Anupam Saraph

Systems Thinking and the Need for Systems Literacy

Who is Dr. Saraph?

Dr. Anupam Saraph is recognized as a global expert on complex systems. As a Professor of Sustainability and Governance of Complex Systems, Dr. Saraph has taught system dynamics, information systems, environmental systems and sustainable development at universities in Europe, Asia and the Americas. He has worked extensively with Donella Meadows on global modelling and systems theories. He holds a PhD in designing and exploring sustainable systems from the faculty of Mathematics and Natural Sciences of the Rijksuniversiteit Groningen, the Netherlands. He is based in Pune, India.


Quick Overview

In this episode, Dr. Saraph shares his thought-provoking ideas on systems thinking and the interdependence of all parts in a system.

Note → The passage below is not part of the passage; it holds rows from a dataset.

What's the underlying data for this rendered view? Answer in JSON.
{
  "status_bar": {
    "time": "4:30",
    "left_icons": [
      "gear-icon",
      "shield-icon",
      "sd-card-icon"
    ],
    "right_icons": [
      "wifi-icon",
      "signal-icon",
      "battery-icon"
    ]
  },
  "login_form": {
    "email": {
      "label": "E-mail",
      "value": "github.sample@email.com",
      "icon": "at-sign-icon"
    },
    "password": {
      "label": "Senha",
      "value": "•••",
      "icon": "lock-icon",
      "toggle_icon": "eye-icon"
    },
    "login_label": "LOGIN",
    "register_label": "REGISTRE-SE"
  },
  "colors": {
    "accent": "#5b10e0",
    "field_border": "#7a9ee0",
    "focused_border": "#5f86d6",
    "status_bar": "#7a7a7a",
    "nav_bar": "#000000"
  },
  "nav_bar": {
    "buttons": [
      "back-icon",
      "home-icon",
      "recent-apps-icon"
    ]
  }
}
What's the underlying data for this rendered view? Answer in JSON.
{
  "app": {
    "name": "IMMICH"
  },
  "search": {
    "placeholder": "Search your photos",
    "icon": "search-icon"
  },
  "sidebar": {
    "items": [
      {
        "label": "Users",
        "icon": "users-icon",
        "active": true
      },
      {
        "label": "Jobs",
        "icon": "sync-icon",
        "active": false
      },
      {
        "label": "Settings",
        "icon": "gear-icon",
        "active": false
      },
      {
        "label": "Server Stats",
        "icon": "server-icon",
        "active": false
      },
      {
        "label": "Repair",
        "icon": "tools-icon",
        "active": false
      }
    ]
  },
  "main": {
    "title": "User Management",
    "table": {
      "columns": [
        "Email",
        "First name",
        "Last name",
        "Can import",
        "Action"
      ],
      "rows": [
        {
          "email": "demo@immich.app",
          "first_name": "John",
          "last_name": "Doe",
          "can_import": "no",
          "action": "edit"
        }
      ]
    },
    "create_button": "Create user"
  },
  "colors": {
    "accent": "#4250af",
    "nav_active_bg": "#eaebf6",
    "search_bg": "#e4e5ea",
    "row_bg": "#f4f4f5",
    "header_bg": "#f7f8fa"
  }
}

Many decision-makers fail to recognize the interdependence and see the whole, as they focus on the parts or just the symptoms and become addicted to the three key tools, which only cover up the symptoms: technology, markets, and politics. The treatment of such addictions centers on systems literacy, which can be developed even from primary and secondary education. To be an individual systems thinker, Dr. Saraph’s advice is: be humble and work together with other parts of the systems in making the world a beautiful place.

Questions addressed in this Podcast

  1. What is systems thinking? Why is it so important for us to develop systems thinking skills?
  2. Why haven’t the majority of decision-makers, even some educational institutions, really grasped systems thinking? Why do our systems continue to function in such a fragmented way?
  3. What is the treatment for the three addictions in addressing the symptoms?
  4. How can educators incorporate systems thinking to primary and secondary schools in practice?
  5. How are systems thinking and worldviews related to sustainability?
  6. Are there any commonalities among human beings that transcend our cultural differences?
  7. What are the key elements to being a systems thinker?